28 April 1973
Liverpool went into the 1972-73 season determined to bring what was now a seven year itch for the title to an end.
Bill Shankly's men had not won a trophy since the 1966 Charity Shield success against Everton and following a frustrating period of transition they were now on the verge of greatness.
Gone were the stalwarts of the Scot's first red revolution with the likes of Ron Yeats and Ian St John replaced by a new, younger generation that included Anfield legends in the making, such as Emlyn Hughes and Kevin Keegan.
The signs of progress were already clear to see and the campaign got off to an impressive start with successive 2-0 victories over both Manchester clubs at Anfield.
There was certainly renewed belief in the camp and despite surprise defeats at both Derby County and Leicester City it wasn't long before they were recognised as genuine contenders.
A resounding 5-0 home win over Sheffield United in late September finally saw them top the table and was further evidence of their title credentials.
The challenge was now well and truly on and Shankly's red machine remained at the summit for large periods of the season until rivals Arsenal secured what many felt would be a crucial blow to our hopes in February.
The Gunners produced an impressive all-round display to claim a 2-0 victory at Anfield and leapfrog Liverpool into top spot.
It was the Reds' first home loss in 32 matches and came hot on the heels of an FA Cup fourth round replay defeat at Manchester City just three days earlier.
Many sides may have struggled to recover from such a quick-fire setback - but not Shankly's Liverpool.
Inspired by the colossal performances of Hughes the Reds bounced back and it was the man the fans nicknamed 'Crazy Horse' who fired them to a victory that would prove to be a telling moment in the title race.
With just 10 minutes remaining of a Merseyside derby at Goodison Park, Shankly's men looked all set to drop three points behind the Gunners as they struggled to break the stalemate against their neighbours.
The Reds needed a hero and up stepped Emlyn, who notched two late goals to clinch a dramatic 2-0 victory and reignite our title challenge.

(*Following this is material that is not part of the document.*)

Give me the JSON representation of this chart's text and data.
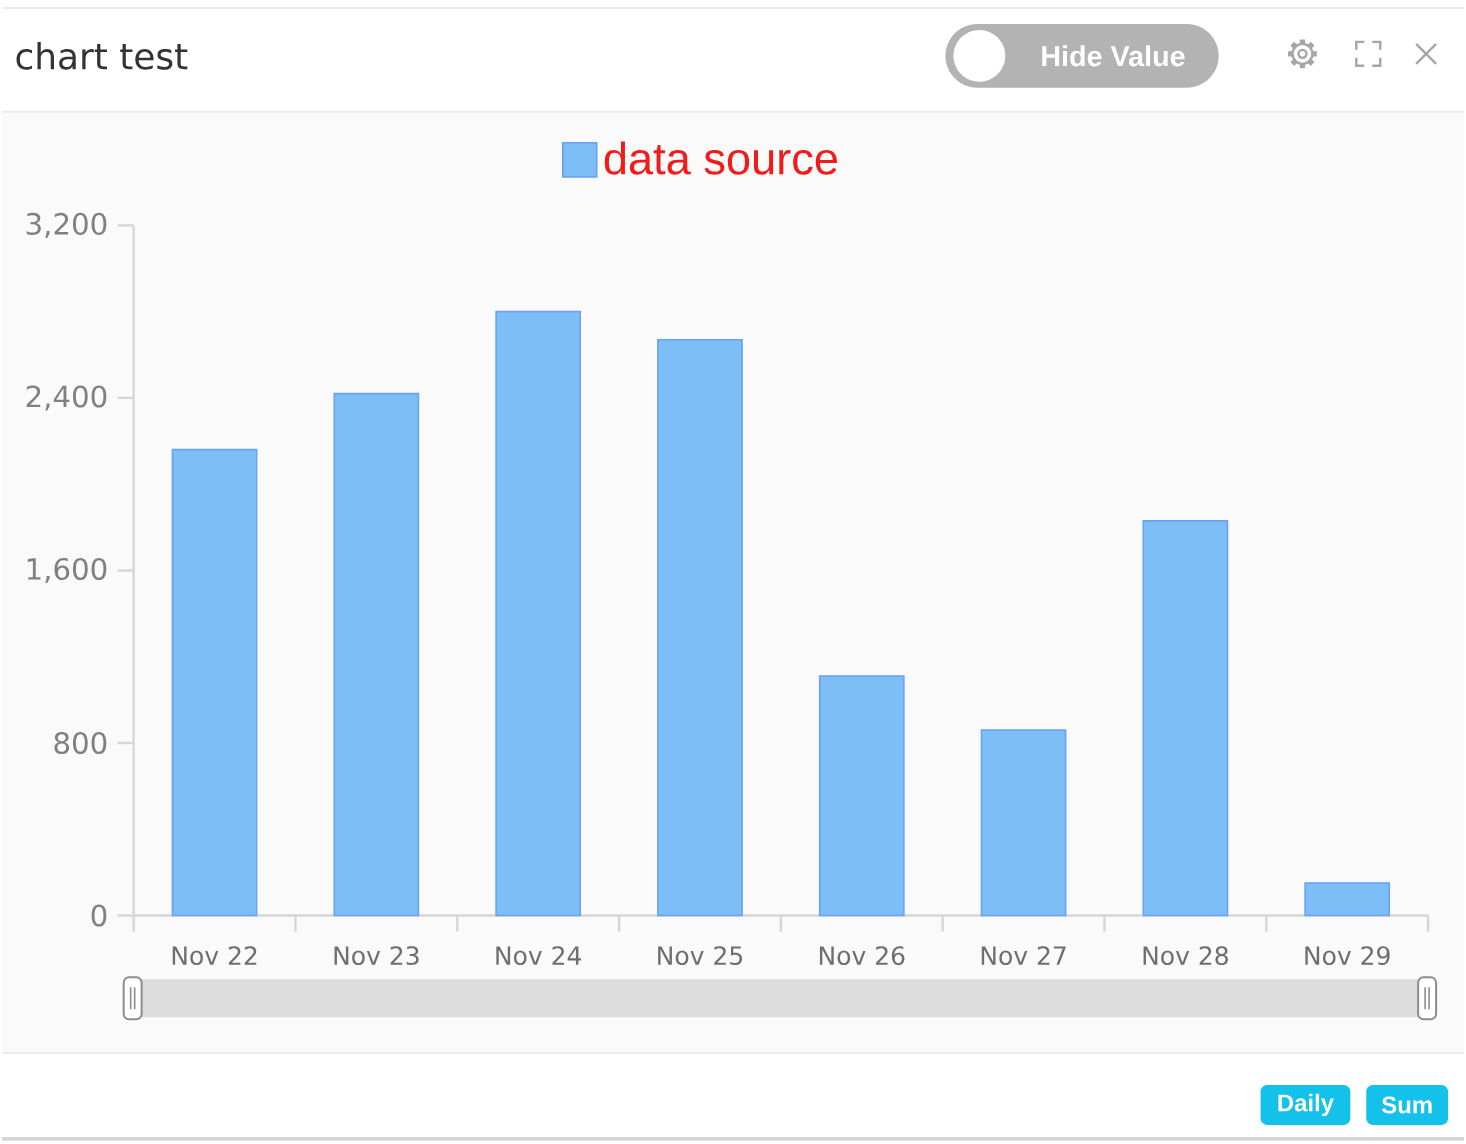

It was a result that gave the Reds the confidence boost needed to continue their bid for both a league and UEFA Cup double, and with Kevin Keegan and John Toshack terrorising defences home and abroad, it wasn't long before we were celebrating title number eight.
A run of five wins from their next eight matches put them in the driving seat and set-up an exciting climax to the season.
The Reds had been locked in a three way fight for the League Championship with both Arsenal and Leeds United for most of the season and they went into the Easter Monday clash with Don Revie's men knowing that a victory would go some way to securing first place.
Liverpool had failed to beat Leeds at any point in the previous six years - but that was all about to change.
The visitors still had hopes of overhauling the Reds at the top of the table and could have made things interesting had Peter Lorimer not contrived to miss an open goal just before the interval.
It was a pivotal moment in the match as Peter Cormack fired the home side in front just two minutes after the restart before Keegan struck five minutes from time to clinch a 2-0 victory.
It all-but guaranteed the Reds the title after Arsenal were held to a 2-2 draw at Southampton. The Leeds players showed their respect at full-time when they lined up to applaud the Liverpool players from the pitch.
All that was left was for Shankly's men to go on and secure their first ever European trophy.
The stage was a two-legged UEFA Cup final and the victims were Borussia Moenchengladbach as Liverpool brought the curtain down on a marathon season of 66 matches in style.
The double achievement was all the more remarkable given the fact that the Reds boss used just 16 players throughout the season.